J’ai eu l’occasion de dire tout le bien que je pense de Will Smith dans La Gifle du prince alors que tout Hollywood, toute l’Amérique, voire même le monde entier, le pointait du doigt pour son manque d’humour et son acte de violence en pleine cérémonie des Oscars. Les Américains ne sont pas à un paradoxe près. Un pays où le deuxième amendement de la constitution vous donne le droit d’avoir une arme à feu et de tirer sur quiconque vient piétiner vos platebandes, où des policiers tabassent des noirs, où des noirs tabassent d’autres noirs avant de vider leur chargeur dessus, où des quartiers entiers sont laissés à l’abandon et ses habitants aux délinquants et aux trafiquants de drogues, ça c’est de la violence messieurs. Je ne dis pas que mettre une gifle, c’est bien. Je ne nie même pas que ce soit un acte de violence, mais enfin ayons un tant soit peu le sens de la mesure, on parle d’une gifle les gars, et qui plus est une gifle qui me semble méritée, car je fais partie de ceux qui pensent qu’on ne peut pas rire de tout. Sur ce point, je ne suis pas Charlie.

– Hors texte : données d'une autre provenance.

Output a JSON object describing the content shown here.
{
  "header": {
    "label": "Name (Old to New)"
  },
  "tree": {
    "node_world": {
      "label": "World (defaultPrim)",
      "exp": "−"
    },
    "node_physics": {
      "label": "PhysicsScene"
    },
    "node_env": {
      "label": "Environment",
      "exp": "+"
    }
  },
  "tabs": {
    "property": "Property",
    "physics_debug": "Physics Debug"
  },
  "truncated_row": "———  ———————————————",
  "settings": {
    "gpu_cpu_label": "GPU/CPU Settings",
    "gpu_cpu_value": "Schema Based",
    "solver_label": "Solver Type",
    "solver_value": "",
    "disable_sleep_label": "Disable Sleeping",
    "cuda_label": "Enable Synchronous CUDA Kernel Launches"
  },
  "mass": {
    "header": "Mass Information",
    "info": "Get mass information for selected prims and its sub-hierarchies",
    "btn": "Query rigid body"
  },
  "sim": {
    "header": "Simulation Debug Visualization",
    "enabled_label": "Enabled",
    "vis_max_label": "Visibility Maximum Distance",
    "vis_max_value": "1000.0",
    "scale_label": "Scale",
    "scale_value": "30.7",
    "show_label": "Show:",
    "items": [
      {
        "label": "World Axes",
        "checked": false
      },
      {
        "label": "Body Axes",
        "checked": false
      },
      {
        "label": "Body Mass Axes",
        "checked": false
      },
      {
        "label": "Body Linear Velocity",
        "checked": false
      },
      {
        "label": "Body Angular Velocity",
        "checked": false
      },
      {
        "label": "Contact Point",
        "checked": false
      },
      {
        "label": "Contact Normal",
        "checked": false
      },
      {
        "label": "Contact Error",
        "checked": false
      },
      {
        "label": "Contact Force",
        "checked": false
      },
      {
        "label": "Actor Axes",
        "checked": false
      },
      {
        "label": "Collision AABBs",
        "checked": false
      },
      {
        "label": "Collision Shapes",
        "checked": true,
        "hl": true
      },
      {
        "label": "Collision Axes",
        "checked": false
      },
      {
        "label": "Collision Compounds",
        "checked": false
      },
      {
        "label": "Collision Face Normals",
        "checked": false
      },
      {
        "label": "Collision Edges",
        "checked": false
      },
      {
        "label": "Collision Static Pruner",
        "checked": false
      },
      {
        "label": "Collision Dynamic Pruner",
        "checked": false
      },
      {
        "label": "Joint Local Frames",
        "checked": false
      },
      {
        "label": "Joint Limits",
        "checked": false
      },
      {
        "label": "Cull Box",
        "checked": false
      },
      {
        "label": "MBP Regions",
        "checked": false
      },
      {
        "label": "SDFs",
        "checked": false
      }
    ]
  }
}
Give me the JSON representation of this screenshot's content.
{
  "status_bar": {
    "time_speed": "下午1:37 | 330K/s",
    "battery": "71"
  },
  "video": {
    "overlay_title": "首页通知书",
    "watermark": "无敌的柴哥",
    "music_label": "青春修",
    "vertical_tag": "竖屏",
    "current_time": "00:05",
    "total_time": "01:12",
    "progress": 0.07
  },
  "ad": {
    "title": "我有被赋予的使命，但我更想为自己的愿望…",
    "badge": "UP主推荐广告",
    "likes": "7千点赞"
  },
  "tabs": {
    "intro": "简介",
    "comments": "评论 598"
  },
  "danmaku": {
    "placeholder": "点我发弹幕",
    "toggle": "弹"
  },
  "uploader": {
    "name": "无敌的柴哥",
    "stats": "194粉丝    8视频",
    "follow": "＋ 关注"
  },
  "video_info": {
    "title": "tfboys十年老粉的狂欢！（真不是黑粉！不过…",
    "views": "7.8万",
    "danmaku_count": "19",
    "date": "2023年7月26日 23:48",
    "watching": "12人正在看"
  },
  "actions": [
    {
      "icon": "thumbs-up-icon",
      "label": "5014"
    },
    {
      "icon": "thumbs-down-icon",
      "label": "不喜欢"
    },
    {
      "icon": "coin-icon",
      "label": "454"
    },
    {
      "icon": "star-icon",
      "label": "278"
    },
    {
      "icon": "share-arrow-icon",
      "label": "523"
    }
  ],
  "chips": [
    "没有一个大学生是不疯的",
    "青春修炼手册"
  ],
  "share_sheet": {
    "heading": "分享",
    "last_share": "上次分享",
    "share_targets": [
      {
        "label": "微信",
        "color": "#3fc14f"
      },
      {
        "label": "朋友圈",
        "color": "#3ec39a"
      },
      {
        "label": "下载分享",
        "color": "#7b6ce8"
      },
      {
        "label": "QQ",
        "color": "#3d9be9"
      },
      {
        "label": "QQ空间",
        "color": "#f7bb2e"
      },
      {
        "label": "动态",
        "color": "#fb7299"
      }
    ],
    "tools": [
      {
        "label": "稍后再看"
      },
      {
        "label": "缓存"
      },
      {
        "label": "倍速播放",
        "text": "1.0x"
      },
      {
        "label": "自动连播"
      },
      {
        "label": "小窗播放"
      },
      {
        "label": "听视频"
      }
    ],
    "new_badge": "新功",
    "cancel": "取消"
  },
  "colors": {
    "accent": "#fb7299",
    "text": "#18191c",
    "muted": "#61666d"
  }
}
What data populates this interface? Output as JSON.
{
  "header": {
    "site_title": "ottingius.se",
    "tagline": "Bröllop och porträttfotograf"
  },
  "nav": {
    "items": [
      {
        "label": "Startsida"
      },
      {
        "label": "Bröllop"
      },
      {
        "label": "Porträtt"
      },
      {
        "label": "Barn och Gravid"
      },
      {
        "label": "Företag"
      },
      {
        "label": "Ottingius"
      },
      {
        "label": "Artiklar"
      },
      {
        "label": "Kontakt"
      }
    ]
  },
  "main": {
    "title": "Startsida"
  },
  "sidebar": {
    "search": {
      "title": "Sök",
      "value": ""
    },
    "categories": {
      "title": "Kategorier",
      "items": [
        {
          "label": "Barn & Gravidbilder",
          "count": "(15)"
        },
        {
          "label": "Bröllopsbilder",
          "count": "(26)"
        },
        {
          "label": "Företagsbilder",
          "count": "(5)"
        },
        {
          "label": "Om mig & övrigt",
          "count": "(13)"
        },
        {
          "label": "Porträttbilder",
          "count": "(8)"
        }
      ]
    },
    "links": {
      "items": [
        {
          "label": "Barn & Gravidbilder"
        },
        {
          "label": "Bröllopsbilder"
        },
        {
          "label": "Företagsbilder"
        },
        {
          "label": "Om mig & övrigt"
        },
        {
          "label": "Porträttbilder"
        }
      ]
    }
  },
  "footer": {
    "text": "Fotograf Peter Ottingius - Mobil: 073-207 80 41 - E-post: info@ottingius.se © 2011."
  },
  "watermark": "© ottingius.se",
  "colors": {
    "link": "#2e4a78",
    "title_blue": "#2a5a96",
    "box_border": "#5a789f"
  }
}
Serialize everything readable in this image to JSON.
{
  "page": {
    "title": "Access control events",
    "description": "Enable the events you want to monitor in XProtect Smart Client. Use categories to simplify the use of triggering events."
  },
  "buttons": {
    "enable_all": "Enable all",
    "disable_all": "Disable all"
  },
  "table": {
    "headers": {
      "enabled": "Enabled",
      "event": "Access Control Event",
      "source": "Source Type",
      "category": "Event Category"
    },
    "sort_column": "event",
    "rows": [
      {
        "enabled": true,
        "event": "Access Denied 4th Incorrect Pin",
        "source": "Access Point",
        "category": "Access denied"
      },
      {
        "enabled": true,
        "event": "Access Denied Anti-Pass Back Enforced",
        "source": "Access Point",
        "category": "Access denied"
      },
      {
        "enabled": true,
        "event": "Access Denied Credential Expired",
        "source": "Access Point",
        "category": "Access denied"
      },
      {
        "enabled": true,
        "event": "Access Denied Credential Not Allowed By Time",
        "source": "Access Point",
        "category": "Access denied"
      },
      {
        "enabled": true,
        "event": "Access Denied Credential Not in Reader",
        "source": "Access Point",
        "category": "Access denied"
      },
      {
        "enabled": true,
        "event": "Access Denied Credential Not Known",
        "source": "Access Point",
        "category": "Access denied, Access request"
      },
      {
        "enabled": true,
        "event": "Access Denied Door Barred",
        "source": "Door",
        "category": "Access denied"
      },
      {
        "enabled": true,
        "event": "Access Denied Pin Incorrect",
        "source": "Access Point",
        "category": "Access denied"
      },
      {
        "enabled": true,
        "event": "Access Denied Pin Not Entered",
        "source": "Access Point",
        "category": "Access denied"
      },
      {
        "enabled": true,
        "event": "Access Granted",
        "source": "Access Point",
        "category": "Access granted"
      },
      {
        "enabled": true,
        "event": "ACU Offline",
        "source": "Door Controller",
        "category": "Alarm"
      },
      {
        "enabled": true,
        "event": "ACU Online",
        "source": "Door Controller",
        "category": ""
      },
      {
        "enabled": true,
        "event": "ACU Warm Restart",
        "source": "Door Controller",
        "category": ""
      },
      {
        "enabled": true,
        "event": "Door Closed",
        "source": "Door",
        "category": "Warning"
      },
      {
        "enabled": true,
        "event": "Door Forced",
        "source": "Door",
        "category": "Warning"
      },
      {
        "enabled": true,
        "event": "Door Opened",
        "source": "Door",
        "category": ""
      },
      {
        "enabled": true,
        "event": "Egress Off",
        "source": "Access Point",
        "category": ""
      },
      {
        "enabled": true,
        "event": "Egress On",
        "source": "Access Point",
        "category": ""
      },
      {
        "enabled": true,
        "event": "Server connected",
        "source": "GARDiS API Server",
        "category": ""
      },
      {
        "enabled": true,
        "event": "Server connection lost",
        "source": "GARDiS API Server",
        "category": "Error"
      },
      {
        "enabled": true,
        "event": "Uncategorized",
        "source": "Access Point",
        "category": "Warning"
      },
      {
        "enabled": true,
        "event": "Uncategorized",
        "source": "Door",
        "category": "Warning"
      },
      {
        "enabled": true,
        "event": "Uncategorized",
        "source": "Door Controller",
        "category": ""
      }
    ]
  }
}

J’ai repensé à cette gifle en voyant La Méthode Williams (1), avec Will Smith justement dans le rôle du père Williams, un rôle qui lui vaudra d’ailleurs l’oscar du meilleur acteur, quelques minutes après la fameuse gifle. Heureusement que le ridicule ne tue pas, sinon il ne resterait plus grand monde au pays de l’Oncle Sam. Une scène en particulier m’a interpellé. Venus est en colère car son père ne veut pas la laisser participer au tournoi d’Oakland, ni à aucun autre tournoi depuis près de trois ans. Elle lui tire dessus à coup de balles jaunes. Son père lui dit d’approcher au filet, il veut lui expliquer quelque chose. Il commence par lui raconter une anecdote personnelle. J’ai grandi dans le sud, lui dit-il, ce sud qui fut autrefois esclavagiste et où les gens mettent parfois des chapeaux pointus sur leur tête avant d’aller pendre un noir à un arbre en signe d’avertissement et de symbole. Un jour, mon père m’envoie rendre 5 dollars à un blanc. A cette époque dans le sud, enchaine-t-il, les noirs n’avaient pas le droit de toucher physiquement les blancs. En lui rendant son billet, j’ai malencontreusement touché sa main. Le type l’a mal pris, m’a bousculé et s’est mis en me rouer de coups et ses copains s’y sont mis aussi. J’ai alors vu mon père qui prenait la fuite pour ne pas avoir d’ennuis. Si je n’ai pas voulu que tu participes aux tournoi juniors, Venus Williams, c’est pour te protéger, achève-t-il les yeux plein de larmes.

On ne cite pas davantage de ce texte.